Dopo Tajani, Piantedosi, Crosetto a rilanciare il teorema della “guerra ibrida” è uno dei ministri più vicini a Giorgia Meloni: Adolfo Urso.

Il teorema senza fondamento

Ne scrive Annalisa Girardi su Fanpage.it: “La Russia utilizza i migranti come arma ibrida contro l’Europa. Lo ribadisce il ministro delle imprese ed ex presidente del Copasir, Adolfo Urso, a qualche settimana dall’avvertimento lanciato da Guido Crosetto sulle infiltrazioni russe in Africa, che secondo il governo sarebbero la ragione dietro l’aumento degli sbarchi. “La prova che la Russia usa i migranti l’abbiamo avuta nel settembre del 2021 – dice ora Urso, intervenendo ad Agorà su Rai3 – La Russia trasportò migranti afghani in Bielorussia che poi sono stati sospinti al confine europeo. Quali forze li hanno spinti? Come mai erano lì al confine con l’Europa poco prima dell’invasione russa dell’Ucraina?

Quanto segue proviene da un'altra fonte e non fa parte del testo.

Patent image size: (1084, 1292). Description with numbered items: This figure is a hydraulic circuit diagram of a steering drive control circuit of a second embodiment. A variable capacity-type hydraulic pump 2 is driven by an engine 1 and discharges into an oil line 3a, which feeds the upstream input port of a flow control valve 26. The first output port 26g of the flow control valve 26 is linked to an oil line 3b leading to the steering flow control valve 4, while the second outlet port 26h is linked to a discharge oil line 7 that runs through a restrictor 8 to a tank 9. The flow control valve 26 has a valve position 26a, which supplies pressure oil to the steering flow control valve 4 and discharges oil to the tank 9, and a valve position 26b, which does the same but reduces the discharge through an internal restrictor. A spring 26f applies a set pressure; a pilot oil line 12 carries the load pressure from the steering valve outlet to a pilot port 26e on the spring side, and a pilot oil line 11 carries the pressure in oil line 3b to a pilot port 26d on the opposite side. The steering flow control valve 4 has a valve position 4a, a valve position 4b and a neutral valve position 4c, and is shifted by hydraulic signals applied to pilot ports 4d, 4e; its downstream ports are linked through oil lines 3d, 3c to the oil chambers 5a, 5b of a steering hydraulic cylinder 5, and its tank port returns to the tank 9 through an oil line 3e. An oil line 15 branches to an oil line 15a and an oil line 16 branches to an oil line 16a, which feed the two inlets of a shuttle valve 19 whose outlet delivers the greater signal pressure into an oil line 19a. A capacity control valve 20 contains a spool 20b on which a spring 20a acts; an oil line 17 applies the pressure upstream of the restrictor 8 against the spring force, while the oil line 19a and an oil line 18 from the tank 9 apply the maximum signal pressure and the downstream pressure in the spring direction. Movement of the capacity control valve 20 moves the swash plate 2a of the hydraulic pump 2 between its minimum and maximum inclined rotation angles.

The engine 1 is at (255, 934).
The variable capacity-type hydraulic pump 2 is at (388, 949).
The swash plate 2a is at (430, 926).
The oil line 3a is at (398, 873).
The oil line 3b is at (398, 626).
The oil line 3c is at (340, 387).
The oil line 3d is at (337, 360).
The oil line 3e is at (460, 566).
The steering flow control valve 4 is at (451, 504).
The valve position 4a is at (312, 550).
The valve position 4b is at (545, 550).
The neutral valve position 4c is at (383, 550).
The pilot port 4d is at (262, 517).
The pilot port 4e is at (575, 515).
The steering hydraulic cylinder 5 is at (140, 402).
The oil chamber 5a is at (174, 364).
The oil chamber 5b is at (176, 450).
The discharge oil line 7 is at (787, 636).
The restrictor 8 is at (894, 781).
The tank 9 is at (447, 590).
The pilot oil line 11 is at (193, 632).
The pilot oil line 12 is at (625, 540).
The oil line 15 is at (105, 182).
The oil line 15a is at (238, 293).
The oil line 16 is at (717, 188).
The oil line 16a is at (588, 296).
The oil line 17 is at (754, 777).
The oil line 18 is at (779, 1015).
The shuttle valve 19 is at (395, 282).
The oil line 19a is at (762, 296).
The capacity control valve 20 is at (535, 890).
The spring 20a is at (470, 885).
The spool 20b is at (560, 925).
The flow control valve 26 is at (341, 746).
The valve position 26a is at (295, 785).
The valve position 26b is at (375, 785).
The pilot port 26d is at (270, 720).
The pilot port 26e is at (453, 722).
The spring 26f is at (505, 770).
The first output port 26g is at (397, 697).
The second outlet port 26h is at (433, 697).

La Russia utilizza i migranti come arma ibrida contro l’Europa. Crediamo che questo non accada nel Sahel?”.

Il governo torna quindi a puntare il dito contro la presenza russa in Africa, specialmente per quanto riguarda i mercenari del gruppo Wagner. Urso però non parla solamente di Mosca, ma anche di Pechino, per quanto riguarda le pressioni e le influenze nel continente africano che stanno ridisegnando gli equilibri geopolitici mondiali. “Putin ha accettato di utilizzare la moneta cinese. Si è formato un altro mondo, il mondo dello yuan, dei sistemi autoritari all’ombra della moneta cinese, che attuano ad esempio in Africa una politica di sottomissione tramite il debito. Poi in molti Paesi africani ci sono anche i mercenari russi della Wagner. Le due potenze agiscono in modo diverso ma coordinato”.

I megafoni mediatici

Augusto Minzolini, direttore de Il Giornale, rilancia:: se davvero c’è lo zampino di Wagner allora tanto vale far intervenire la Nato. Se n’è parlato durante la puntata di Tagadà in onda il 21 marzo su La7.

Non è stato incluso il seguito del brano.